Friday, March 15, 2013

Window on Eurasia: Archaic Revivals Deepening Rather than Resolving Problems in Eurasia, Scholars Say



Paul Goble

            Staunton, March 15 – Many nations in post-Soviet Eurasia, having been subjected to massive change over the last two decades, are reviving archaic forms of social organization, a defensive stance that in every case is deepening rather than resolving the problems these societies face, according to sociologists in these countries.

            This process, which scholars like A.S. Akhizer, R.P. Dzhabirov, M.K. Asanbekov, S. Kozhemyakin, E. Ivashchenko, and Ch.K. Lamazhaa have labeled “archaization,” is attracting ever more attention not only in the intellectual community but also among political and social elites concerned about the direction in which their societies are going.

            In an article posted on the Rabkor.ru portal this week, Azad Badranov, a graduate of the Institute of Law of Ufa’s Bashkir State University who is now studying at the Moscow State Technical University, discusses what this term means and how it helps both observers and these societies to understand what is taking place (rabkor.ru/likbez/2013/03/10/archaism).

            The events of the last 20 years, Badranov says, represent “a civilizational break,” one characterize by “the lack of effective social institutions and general civic identity, the rebirth of ethno-cultural, family-tribal and religious relations, the impoverishment of the majority of the population and the naturalization of the economy.”

             These trends, in turn, have led to the splitting up of the populations of many countries and nations in this region “into a multitude of different social and ethnic groups,” something that by itself undermines social cohesion and makes progress toward democracy and freedom that much more difficult, according to Badranov.

            He cites the conclusion of Akhiezer that “’a society or personality can respond to a crisis situation and to danger either by developing innovative ideas which open new creative opportunities for more effective resolutions or, on the basis of a  return to old values which have justified themselves in the past.’”

            The latter typically occurs, Akhiezer says, during periods when new and more complicated problems emerge and when there is “a lack of an adequate answer to them.”  Faced with such developments, nations like individuals look into their pasts and use answers that were developed “in simpler conditions and act on the basis of social institutions and mechanisms” which provide comfort but not answers to current challenges.

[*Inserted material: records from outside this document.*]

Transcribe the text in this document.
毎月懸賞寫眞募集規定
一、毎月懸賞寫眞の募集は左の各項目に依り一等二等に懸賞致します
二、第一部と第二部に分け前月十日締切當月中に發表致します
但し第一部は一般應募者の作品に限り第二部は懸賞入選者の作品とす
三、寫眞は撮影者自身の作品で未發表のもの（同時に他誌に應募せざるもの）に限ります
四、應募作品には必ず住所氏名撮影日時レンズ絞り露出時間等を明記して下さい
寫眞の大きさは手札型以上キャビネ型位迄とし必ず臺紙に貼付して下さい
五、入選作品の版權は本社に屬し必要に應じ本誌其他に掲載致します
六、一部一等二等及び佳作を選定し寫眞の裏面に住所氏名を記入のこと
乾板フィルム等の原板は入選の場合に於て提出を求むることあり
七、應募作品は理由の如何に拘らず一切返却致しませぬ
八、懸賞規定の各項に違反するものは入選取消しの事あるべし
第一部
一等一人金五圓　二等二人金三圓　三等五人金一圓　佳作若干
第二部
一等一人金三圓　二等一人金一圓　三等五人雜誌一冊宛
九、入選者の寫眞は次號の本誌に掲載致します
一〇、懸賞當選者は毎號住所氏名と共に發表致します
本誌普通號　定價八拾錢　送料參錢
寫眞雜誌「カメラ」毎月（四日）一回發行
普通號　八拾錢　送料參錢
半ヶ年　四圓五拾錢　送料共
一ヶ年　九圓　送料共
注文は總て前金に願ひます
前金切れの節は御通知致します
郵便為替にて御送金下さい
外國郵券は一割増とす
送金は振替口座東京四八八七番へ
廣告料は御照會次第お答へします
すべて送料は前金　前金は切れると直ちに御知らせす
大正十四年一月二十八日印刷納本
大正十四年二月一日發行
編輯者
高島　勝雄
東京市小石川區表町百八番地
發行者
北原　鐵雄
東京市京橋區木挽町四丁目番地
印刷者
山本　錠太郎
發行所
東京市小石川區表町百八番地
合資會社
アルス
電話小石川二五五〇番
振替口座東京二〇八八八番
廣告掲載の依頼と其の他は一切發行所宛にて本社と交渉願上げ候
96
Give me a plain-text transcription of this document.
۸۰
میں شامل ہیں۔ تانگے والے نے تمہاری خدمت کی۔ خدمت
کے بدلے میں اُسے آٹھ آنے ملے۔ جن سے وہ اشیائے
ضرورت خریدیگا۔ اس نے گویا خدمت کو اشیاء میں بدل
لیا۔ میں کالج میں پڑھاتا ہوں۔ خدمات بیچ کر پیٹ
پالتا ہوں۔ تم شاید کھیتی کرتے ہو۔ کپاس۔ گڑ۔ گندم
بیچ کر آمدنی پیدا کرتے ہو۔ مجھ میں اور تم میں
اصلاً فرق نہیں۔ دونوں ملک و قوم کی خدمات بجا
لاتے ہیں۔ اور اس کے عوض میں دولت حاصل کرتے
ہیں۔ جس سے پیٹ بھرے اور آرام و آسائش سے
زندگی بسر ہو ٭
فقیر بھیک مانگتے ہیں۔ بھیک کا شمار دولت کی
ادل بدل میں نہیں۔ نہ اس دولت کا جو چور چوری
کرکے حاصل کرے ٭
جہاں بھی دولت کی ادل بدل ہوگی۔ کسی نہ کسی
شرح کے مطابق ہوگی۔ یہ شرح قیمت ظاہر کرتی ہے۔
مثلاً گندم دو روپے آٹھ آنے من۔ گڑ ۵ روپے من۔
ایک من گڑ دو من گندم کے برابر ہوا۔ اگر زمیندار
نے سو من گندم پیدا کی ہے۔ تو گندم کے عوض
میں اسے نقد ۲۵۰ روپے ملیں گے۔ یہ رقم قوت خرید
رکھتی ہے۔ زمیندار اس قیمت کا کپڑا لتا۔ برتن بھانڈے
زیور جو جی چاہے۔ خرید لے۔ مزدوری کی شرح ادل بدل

            When that happens, Badranov argues, what is taking place can be described as “’archaization,’ one of the forms of regression when models of behavior directed toward the past are inadequate for the present.”

            This is not the same as “the rebirth of cultural or national traditions,” although the two are sometimes confused.  “Rebirth takes place in those cases when on the basis of cultural and national values the modernization of society takes place” by drawing on the past to work out new answers. Archaization involves a return to past practices in order to avoid facing the present.  When it occurs “the crisis only intensifies.”

            Archaization has occurred in many places in Eurasia, Badranov says, and he gives a variety of example.  Kyrgyzstan is one of the most obvious. In it, “processes of a religious renaissance and the rebirth of family and family-tribal relations” have overwhelmed everything else and as a result, “tribal and religious identity is more important than state identification.”

            Analogous trends have occurred in Tuva and the North Caucasus in the Russian Federation, the Bashkir student says. And he argues that such trends are more common “in societies which are weakly integrated in Russian society” and which involve “the least urbanized” populations.

             Developing a civil society and moving toward a legal state “is impossible under conditions of archaization.” Such “’a return to one’s roots’” provokes separatism and disintegration and often is accompanied by “the active involvement of non-traditional religions and religious trends,” especially among rural populations.

            The best way to overcome this tendency, Badranov argues, does not involve force but rather the incorporation of communities where archaization is taking place in a system of self-contained self-administration, a policy that forces those who have responded to change through regression to re-examine themselves and their decisions.

            Such an approach, of course, appears at first glance to be a concession to these archaic groups, and more modern parts of the society and polity are likely to reject it. But if the latter use force against archaization, they will only succeed in pushing archaized groups even further from modernity.